Most of the DDT that has already extincted several species is still in the soil and will be washing into the sea for years, even if the use of DDT is given up tomorrow. Most of the high prairie and the intermountain grazing areas have already been destroyed.

Twenty years ago, demographers looked forward with horror to 3 billion people in the year 2000. There are now 3½ billion people alive.

Civilization, and not just Western civilization, shows all the symptoms of ever-accelerating breakdown. If “civilization” means the control of life to ensure steadily increasing experience of values in both intensity, scope and depth, civilization is not breaking down, it came to an end in August 1914.

Man has lost control. What is accelerating is not the breakdown of civilization, but the breakdown of the species as such. Unless the processes now operating are reversed, and when reversed are still able to win out, man is a failure. The species has failed.

Unfortunately, man is not one of those funny-looking rhinoceros-like creatures in the paleontology books whose passing will not make a great deal of difference to other beings. Man has not just been crowded out of his ecological niche; he has destroyed everybody’s ecology. The changes which have taken place already in this generation are greater than those postulated to account for the extinction of the dinosaurs.

Can the youth revolt, now that it is finding out what is most important of all to revolt against, make a significant difference? It can try. At least in the struggle to live a balanced life of mutual aid, of symbiosis with all the other creatures on earth, it can find the objectives, the hierarchy of life values, and the sources of self-discipline which it has lacked. In so doing it will create an actual, integral counterculture, a community of health within the Great Sickness, a New Moral World, as Robert Owen called his community.

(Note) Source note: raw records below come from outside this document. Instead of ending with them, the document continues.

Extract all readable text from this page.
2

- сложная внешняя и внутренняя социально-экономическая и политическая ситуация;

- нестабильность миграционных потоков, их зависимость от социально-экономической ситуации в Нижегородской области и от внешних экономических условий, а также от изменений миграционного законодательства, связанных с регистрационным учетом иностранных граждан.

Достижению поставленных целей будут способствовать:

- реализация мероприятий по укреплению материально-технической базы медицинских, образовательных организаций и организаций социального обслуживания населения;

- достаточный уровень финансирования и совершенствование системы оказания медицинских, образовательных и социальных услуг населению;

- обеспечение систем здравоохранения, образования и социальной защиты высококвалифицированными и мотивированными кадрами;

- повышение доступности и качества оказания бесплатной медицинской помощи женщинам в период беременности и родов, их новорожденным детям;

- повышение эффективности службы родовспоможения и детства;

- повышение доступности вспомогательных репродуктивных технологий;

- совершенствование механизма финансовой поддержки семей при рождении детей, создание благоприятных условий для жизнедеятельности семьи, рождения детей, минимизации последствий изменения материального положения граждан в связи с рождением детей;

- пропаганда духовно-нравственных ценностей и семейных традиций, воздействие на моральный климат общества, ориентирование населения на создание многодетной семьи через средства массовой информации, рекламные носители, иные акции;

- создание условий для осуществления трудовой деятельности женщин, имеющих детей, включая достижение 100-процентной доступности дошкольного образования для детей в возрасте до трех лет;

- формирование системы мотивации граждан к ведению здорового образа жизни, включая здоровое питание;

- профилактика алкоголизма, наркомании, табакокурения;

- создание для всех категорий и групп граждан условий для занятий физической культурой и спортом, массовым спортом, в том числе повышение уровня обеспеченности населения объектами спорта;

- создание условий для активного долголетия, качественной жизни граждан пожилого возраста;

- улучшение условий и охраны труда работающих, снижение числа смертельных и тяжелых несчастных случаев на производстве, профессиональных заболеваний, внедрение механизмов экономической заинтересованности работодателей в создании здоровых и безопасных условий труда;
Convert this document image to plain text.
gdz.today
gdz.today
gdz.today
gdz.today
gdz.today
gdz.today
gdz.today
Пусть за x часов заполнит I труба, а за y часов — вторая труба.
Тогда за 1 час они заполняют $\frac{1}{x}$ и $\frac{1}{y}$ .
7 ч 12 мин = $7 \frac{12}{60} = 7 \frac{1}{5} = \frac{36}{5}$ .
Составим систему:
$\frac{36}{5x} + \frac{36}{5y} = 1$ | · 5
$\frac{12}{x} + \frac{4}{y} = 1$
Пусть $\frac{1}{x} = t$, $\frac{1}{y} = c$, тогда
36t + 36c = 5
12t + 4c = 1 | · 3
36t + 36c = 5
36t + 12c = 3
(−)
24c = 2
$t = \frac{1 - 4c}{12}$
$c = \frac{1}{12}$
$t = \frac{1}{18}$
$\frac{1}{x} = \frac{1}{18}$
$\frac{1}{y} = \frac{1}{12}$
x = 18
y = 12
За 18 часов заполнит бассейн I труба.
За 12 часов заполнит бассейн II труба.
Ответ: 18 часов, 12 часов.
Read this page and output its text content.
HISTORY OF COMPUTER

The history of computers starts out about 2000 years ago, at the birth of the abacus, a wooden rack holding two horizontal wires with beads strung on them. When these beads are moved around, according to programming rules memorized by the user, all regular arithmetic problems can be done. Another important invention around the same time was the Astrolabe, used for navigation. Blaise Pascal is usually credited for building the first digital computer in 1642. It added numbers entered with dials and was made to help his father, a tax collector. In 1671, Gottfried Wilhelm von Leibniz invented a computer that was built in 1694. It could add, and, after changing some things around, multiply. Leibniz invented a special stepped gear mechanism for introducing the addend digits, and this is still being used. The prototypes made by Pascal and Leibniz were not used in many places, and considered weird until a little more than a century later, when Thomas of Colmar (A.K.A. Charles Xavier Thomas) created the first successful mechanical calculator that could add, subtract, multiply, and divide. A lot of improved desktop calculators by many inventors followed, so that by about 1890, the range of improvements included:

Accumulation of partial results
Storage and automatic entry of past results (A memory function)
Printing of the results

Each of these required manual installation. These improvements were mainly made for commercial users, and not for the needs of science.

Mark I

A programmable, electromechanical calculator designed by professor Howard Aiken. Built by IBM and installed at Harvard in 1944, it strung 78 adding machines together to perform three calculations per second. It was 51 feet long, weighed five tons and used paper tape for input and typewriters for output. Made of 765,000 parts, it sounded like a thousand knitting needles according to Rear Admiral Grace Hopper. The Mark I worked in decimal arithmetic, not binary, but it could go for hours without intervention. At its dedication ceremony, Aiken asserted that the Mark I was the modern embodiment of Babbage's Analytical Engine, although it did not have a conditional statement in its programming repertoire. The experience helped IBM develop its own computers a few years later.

If we can achieve an ecological morality, we will have achieved a community based on Kropotkin’s Mutual Aid and Schweitzer’s respect for life and Buddha’s love for all sentient creatures and at the same time a spiritual morality and a community ethic with readily verifiable scientific foundations and with applications and consequences as detailed in the specific day-to-day acts and relations as can be found in any 12-volume work of casuistry and moral theology. Applications will be most always quite obvious and will not need a Talmud or a casuistry.

Can this happen? There is everything against it. The Dutch Royal family, the Du Ponts, the Rockefellers, drench the world with poisons. The black militants raid family-planning offices in the ghettos and beat up the workers. The head of India’s birth-control plan proposes to solve the problem with a year of national abstinence. The Pope says if you take the pill, you’ll go to hell.

If poets like Gary Snyder, Michael McClure, Richard Brautigan, David Meltzer, Ron Loewinsohn, Lew Welch and the rest and their audiences preach and practice the ecological revolution, they’re not likely to win. The time is gone, but at least they can establish a Kingdom in the face of Apocalypse, a garrisoned society of the morally responsible which will face extinction with clear consciences and lives as happily lived as possible.